A word about orphanages and Tourism in Cambodia
A very important part of ConCERT's work is to raise awareness for the variety of problem Cambodia faces today and how to help. One tourism-related issue is the increasing number of orphanages, especially in Siem Reap.
There is a belief that Cambodia is full of orphans waiting in orphanages for a family. Residential centres for children, many of which call themselves orphanages, are indeed numerous in Cambodia. In 2010 there were 269 “orphanages”, 21 run by the government and 248 privately owned.
In the early 80s after years of war, Cambodia was full of displaced children and orphans who needed a place to stay; however, this is not true anymore. According to estimations there are 553,000 orphans in Cambodia and the number of children living in orphanages is quite small with 11,945 children under 18 years old living in institutions in 2010. Furthermore, only 26% of the 11,945 in the centres are orphans. The fact is that less than 1% of Cambodian orphans live in orphanages. In the vast majority of cases anywhere in the world, children who lose their parents are cared for by their extended family or community; the above figures confirm that this is also the case in Cambodia.
However, the myth persists that “orphanages” are the solution, and the only solution, for poor Cambodian children. Orphanages attract vast amounts of support and the number of privately run centres has risen dramatically from 132 in 2005 to 248 in 2010. Bodies such as UNICEF, Save the Children, and Friends International assert that through supporting the rising number of private residential care centres in popular tourist destinations such as Siem Reap, well meaning visitors are unwittingly promoting and perpetuating the needless break up of poor families in the misguided belief that they are helping. At the same time, this practice is diverting funds and attention away from more appropriate, (and cost effective), community support based solutions. Extremely vulnerable children are removed from their families and communities, (sometimes being moved to different provinces), thereby losing their natural first line of defence. Families on or below the poverty line are most at risk, especially mothers who are bringing up children alone.
The findings of more than 60 years of scientific research worldwide confirm that removing children from their families and communities and placing them in institutions, even in centres with high levels of resources and child care expertise, brings considerable problems and should only be considered in circumstances when there are no other options. Very often, children show indiscriminate and inappropriate demands for affection and are unusually friendly towards others, including strangers. What seems "so lovely" to foreigners who are welcomed into orphanages by children holding their hands and hugging them is in fact a sign of their distress. (Friends International – Myths and Realities about Orphanages in Cambodia)

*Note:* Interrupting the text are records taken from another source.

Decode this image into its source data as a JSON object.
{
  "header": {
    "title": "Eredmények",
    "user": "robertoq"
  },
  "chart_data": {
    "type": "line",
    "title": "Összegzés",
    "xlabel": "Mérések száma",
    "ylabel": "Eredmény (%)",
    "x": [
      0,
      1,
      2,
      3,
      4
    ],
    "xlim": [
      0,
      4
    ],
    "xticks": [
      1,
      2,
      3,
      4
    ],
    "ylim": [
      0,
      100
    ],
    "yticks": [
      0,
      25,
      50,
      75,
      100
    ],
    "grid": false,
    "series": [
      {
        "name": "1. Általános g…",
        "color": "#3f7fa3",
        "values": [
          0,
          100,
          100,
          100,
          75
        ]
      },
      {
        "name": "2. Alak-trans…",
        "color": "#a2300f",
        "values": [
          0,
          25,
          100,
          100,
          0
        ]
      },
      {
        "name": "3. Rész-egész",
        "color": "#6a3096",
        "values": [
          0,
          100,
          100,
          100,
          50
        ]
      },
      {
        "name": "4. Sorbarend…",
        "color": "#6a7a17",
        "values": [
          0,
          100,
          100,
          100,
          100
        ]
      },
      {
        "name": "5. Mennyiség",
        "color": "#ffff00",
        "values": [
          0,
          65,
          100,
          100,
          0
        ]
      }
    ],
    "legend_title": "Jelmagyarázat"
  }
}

But it’s not surprising that people are supporting orphanages. They are increasingly being told by many agencies, (including schools and universities, travel companies, volunteer placement organisations, and the general media), that it is very easy for them to do something during their travels that can “make a difference”. This ever increasing supply of resources, (both volunteers and financial), encourages more and more people with a limited understanding of child care and very mixed motives to start orphanages of their own. ConCERT’s experience is that the problems this brings are manifold:
- Many centres are operating an open door policy for visitors and volunteers with the aim of raising more funds, and with little regard for the safety and wellbeing of the children
- Some centres are being run primarily as a means of providing an income for the founders and their families; others are run by people with a genuine concern for the children but who simply don’t have the necessary skills and resources
- Whatever their motives, there are many people running the “orphanages” who have little or no skills and experience in operating something as complex as a residential childcare institution; many have never managed any type of enterprise and have limited knowledge, or interest, in:
- Basic planning and administration, including transparent financial management
- Criteria and assessment procedures for admission of children to the centre
- Maintaining links with families or reintegrating children with their families or communities
- Child protection procedures for staff, volunteers, visitors, other children, and home visits
- Staff recruitment, training, mentoring and discipline
- Pastoral care including nutrition, health and safety, hygiene, basic healthcare and first aid
- Child development, including the monitoring of educational development
- Vulnerable families are encouraged to send their children believing they will be better cared for than at home
- More worryingly, this attitude is seeping into the consciousness of poor families, who are now often actively seeking places for their children in such centres in the two-fold belief that their children will be better off, and that there are no alternative solutions
Added to this mix is a constant stream of well intentioned but ill informed volunteers and visitors, many of whom have no experience or skills in how to provide appropriate pastoral care for institutionalised children, and with little or no knowledge about the country, culture, and overall situation they are supporting.
The above is not to trivialise the very real needs of many Cambodian children and their families who live in extreme poverty, and there certainly is a need for residential centres in certain cases. However, many orphanages are not providing the help that is really needed and many are actually making the children’s problems worse.